Fiume. Alla scoperta del Palazzo del Governo

Al Museo di Marineria e di Storia del Litorale croato è stata presentata la guida audio destinata ai bambini

Denis Nepokoj e Nikolina Radić Štivić

Il Palazzo del Governo, sede del Museo di Marineria e di Storia del Litorale croato, è un edificio ricco di storia e le grandi sale, un po’ buie e austere, possono destare paura o soggezione nei più piccoli.

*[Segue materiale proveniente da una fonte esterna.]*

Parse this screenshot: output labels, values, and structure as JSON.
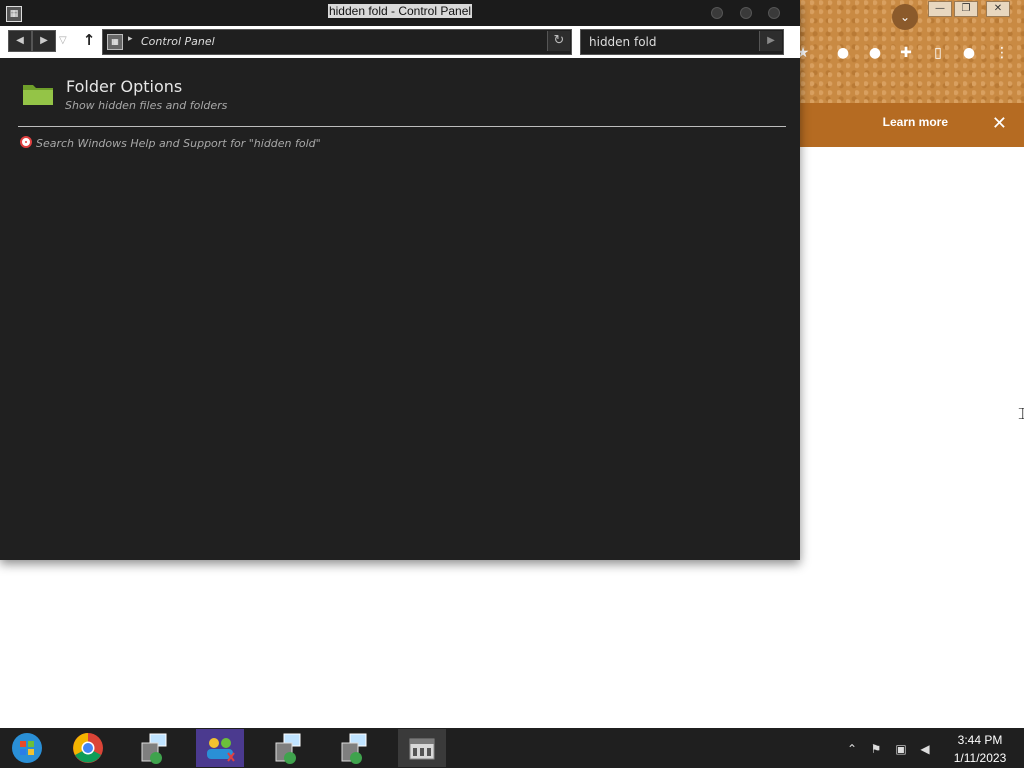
{
  "background_browser": {
    "banner_learn_more": "Learn more",
    "banner_close_glyph": "✕",
    "window_controls": [
      "—",
      "❐",
      "✕"
    ],
    "profile_glyph": "⌄"
  },
  "window": {
    "title": "hidden fold - Control Panel",
    "address": {
      "chevron": "▸",
      "path": "Control Panel"
    },
    "search": {
      "value": "hidden fold"
    }
  },
  "results": [
    {
      "title": "Folder Options",
      "description": "Show hidden files and folders"
    }
  ],
  "help_link": {
    "text": "Search Windows Help and Support for \"hidden fold\""
  },
  "taskbar": {
    "apps": [
      "start-orb-icon",
      "chrome-icon",
      "network-installer-icon",
      "users-remote-icon",
      "network-installer-icon",
      "network-installer-icon",
      "control-panel-icon"
    ],
    "clock": {
      "time": "3:44 PM",
      "date": "1/11/2023"
    }
  },
  "colors": {
    "window_bg": "#202020",
    "browser_banner": "#b56b22",
    "folder_green": "#8fbf3f",
    "taskbar_bg": "#1f1f1f"
  }
}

Per questo motivo, nel 2016, in occasione del 120º anniversario del Palazzo del Governo, è stata presentata una guida per ragazzi in formato cartaceo in cui una bimba di nome Tia, dai capelli lunghi e con le lentiggini sul naso, accompagnata dal fratello maggiore Tin, visita la città di Fiume e parla delle piazze, degli edifici, dei parchi, per giungere anche al Palazzo del Governo, guardiano silenzioso che sovrasta il centro cittadino. Nel frattempo, il progetto è stato ampliato, per cui ieri è stata presentata la versione audio della guida, nella quale la piccola Tia decide di accompagnare gli ascoltatori per mano e riportarli alla fine del XIX secolo, all’epoca in cui il Palazzo del Governo era la sede politica e amministrativa, ma anche culturale e sociale della città.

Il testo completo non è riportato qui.